Агата, стегая своего телка и что-то визгливо покрикивая, загнала его в деревенскую улицу, возвратилась на ток. К ней шагнула, будто выговаривая за телка, Анна Савельева, тоже работавшая сейчас здесь, потому что вторую бригаду Назаров ликвидировал, работы там никакой не было, на ток возить нечего, а скотные дворы опустели – уцелевших от ящура коров отогнали в карантинные загоны, устроенные в тайге, павших увезли на скотомогильник, всю территорию бригады залили карболкой. Хмурая, повязанная по-старушечьи платком, Анна глянула на Кружилина, в самом деле сказала какие-то слова Агате, та стала будто в чем-то оправдываться, и обе они отошли за веялку.

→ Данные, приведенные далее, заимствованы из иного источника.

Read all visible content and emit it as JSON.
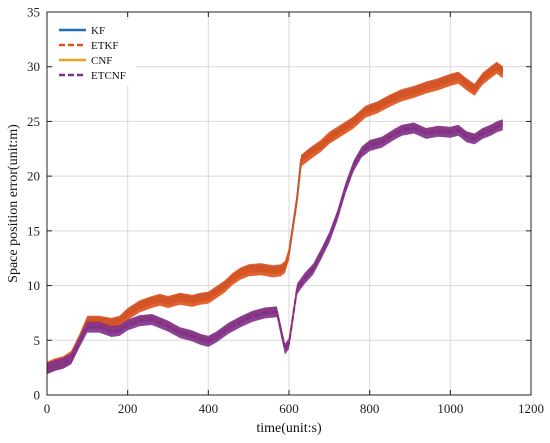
{
  "chart_data": {
    "type": "line",
    "xlabel": "time(unit:s)",
    "ylabel": "Space position error(unit:m)",
    "xlim": [
      0,
      1200
    ],
    "ylim": [
      0,
      35
    ],
    "xticks": [
      0,
      200,
      400,
      600,
      800,
      1000,
      1200
    ],
    "yticks": [
      0,
      5,
      10,
      15,
      20,
      25,
      30,
      35
    ],
    "grid": true,
    "legend_position": "top-left",
    "series": [
      {
        "name": "KF",
        "color": "#1f6fb5",
        "dash": "solid",
        "band": 0.35,
        "x": [
          0,
          20,
          40,
          60,
          80,
          100,
          130,
          160,
          180,
          200,
          230,
          260,
          280,
          300,
          330,
          360,
          380,
          400,
          420,
          440,
          460,
          480,
          500,
          530,
          560,
          580,
          590,
          600,
          620,
          630,
          650,
          680,
          700,
          730,
          760,
          790,
          820,
          850,
          880,
          910,
          940,
          970,
          1000,
          1020,
          1040,
          1060,
          1080,
          1100,
          1115,
          1130
        ],
        "y": [
          2.5,
          2.8,
          3.0,
          3.5,
          5.0,
          6.8,
          6.8,
          6.6,
          6.8,
          7.5,
          8.2,
          8.6,
          8.8,
          8.6,
          8.9,
          8.7,
          8.9,
          9.0,
          9.5,
          10.0,
          10.7,
          11.2,
          11.5,
          11.6,
          11.4,
          11.5,
          11.8,
          13.0,
          18.0,
          21.5,
          22.2,
          22.8,
          23.5,
          24.3,
          25.0,
          26.0,
          26.4,
          27.0,
          27.5,
          27.8,
          28.2,
          28.5,
          28.9,
          29.1,
          28.5,
          28.0,
          29.0,
          29.6,
          30.0,
          29.6
        ]
      },
      {
        "name": "ETKF",
        "color": "#e0521a",
        "dash": "dashed",
        "band": 0.55,
        "x": [
          0,
          20,
          40,
          60,
          80,
          100,
          130,
          160,
          180,
          200,
          230,
          260,
          280,
          300,
          330,
          360,
          380,
          400,
          420,
          440,
          460,
          480,
          500,
          530,
          560,
          580,
          590,
          600,
          620,
          630,
          650,
          680,
          700,
          730,
          760,
          790,
          820,
          850,
          880,
          910,
          940,
          970,
          1000,
          1020,
          1040,
          1060,
          1080,
          1100,
          1115,
          1130
        ],
        "y": [
          2.5,
          2.8,
          3.0,
          3.5,
          5.0,
          6.7,
          6.7,
          6.5,
          6.7,
          7.4,
          8.1,
          8.5,
          8.7,
          8.5,
          8.8,
          8.6,
          8.8,
          8.9,
          9.4,
          9.9,
          10.6,
          11.1,
          11.4,
          11.5,
          11.3,
          11.4,
          11.7,
          12.9,
          17.9,
          21.4,
          22.0,
          22.8,
          23.5,
          24.2,
          24.9,
          25.9,
          26.3,
          26.9,
          27.4,
          27.7,
          28.1,
          28.4,
          28.8,
          29.0,
          28.4,
          27.9,
          28.9,
          29.5,
          29.9,
          29.5
        ]
      },
      {
        "name": "CNF",
        "color": "#f0a21e",
        "dash": "solid",
        "band": 0.3,
        "x": [
          0,
          20,
          40,
          60,
          80,
          100,
          130,
          160,
          180,
          200,
          230,
          260,
          280,
          300,
          330,
          360,
          380,
          400,
          420,
          450,
          480,
          510,
          540,
          570,
          580,
          590,
          600,
          620,
          640,
          660,
          680,
          700,
          720,
          740,
          760,
          780,
          800,
          830,
          860,
          880,
          910,
          940,
          970,
          1000,
          1020,
          1040,
          1060,
          1080,
          1100,
          1115,
          1130
        ],
        "y": [
          2.4,
          2.7,
          2.9,
          3.3,
          4.8,
          6.3,
          6.3,
          5.9,
          6.0,
          6.5,
          6.9,
          7.0,
          6.7,
          6.4,
          5.8,
          5.5,
          5.2,
          5.0,
          5.4,
          6.2,
          6.8,
          7.3,
          7.6,
          7.7,
          6.0,
          4.3,
          4.8,
          9.8,
          10.8,
          11.6,
          13.0,
          14.5,
          16.5,
          19.0,
          21.0,
          22.3,
          22.9,
          23.2,
          23.9,
          24.3,
          24.5,
          24.0,
          24.2,
          24.1,
          24.3,
          23.7,
          23.5,
          24.0,
          24.3,
          24.6,
          24.8
        ]
      },
      {
        "name": "ETCNF",
        "color": "#7e2d8c",
        "dash": "dashed",
        "band": 0.5,
        "x": [
          0,
          20,
          40,
          60,
          80,
          100,
          130,
          160,
          180,
          200,
          230,
          260,
          280,
          300,
          330,
          360,
          380,
          400,
          420,
          450,
          480,
          510,
          540,
          570,
          580,
          590,
          600,
          620,
          640,
          660,
          680,
          700,
          720,
          740,
          760,
          780,
          800,
          830,
          860,
          880,
          910,
          940,
          970,
          1000,
          1020,
          1040,
          1060,
          1080,
          1100,
          1115,
          1130
        ],
        "y": [
          2.4,
          2.7,
          2.9,
          3.3,
          4.8,
          6.2,
          6.2,
          5.8,
          5.9,
          6.4,
          6.8,
          6.9,
          6.6,
          6.3,
          5.7,
          5.4,
          5.1,
          4.9,
          5.3,
          6.1,
          6.7,
          7.2,
          7.5,
          7.6,
          5.9,
          4.2,
          4.7,
          9.7,
          10.7,
          11.5,
          12.9,
          14.4,
          16.4,
          18.9,
          20.9,
          22.2,
          22.8,
          23.1,
          23.8,
          24.2,
          24.4,
          23.9,
          24.1,
          24.0,
          24.2,
          23.6,
          23.4,
          23.9,
          24.2,
          24.5,
          24.7
        ]
      }
    ]
  }
}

Еще в июле, сразу же после того как приезжал Кружилин во вторую бригаду с письмом Алейникова об Иване и Семене, опять исчез Андрейка. Он опять убежал на фронт, сообщив об этом в записке, прилепленной к бочке, в которой он возил воду. Убежал он, видно, с вечера, бумажку утром увидела повариха Антонина, пришедшая к бочке за водой, выронила ведро, отодрала записку, с криком побежала к Анне. Но та, глянув в бумажку, в которой, помимо короткой информации, что он, Андрейка, «еще раз пошел на фронт, где Семка», было прибавлено: «Лучше не поднимай, мам, шуму, теперь все равно нас с Витькой никому не поймать», – будто вняла этим словам и обрезала Тоньку:
– Ну и что шумишь-то? Замолчь.
– Так... ребенок! Погибнет...
Анна записку эту аккуратно сложила вчетверо, зажала в кулаке, отвернулась чуть в сторону и долго глядела молча куда-то за Звенигору. А Тонька, ошарашенная, ждала.
Потом Анна вот таким старушечьим манером завязала потуже платок, вздохнула:
– Значит, это ему сильно надо... Ты, Антонина, молчи. Раз я прошу, ты и молчи...
Повариха и молчала. Анна сказала всем, что сынишка ее уехал на несколько дней в Шантару. Никто и не беспокоился об нем, пока сама же Анна не сообщила о его убёге Назарову.
– Да ты в уме ли?! – вскричал он свирепо. – Где его теперь искать?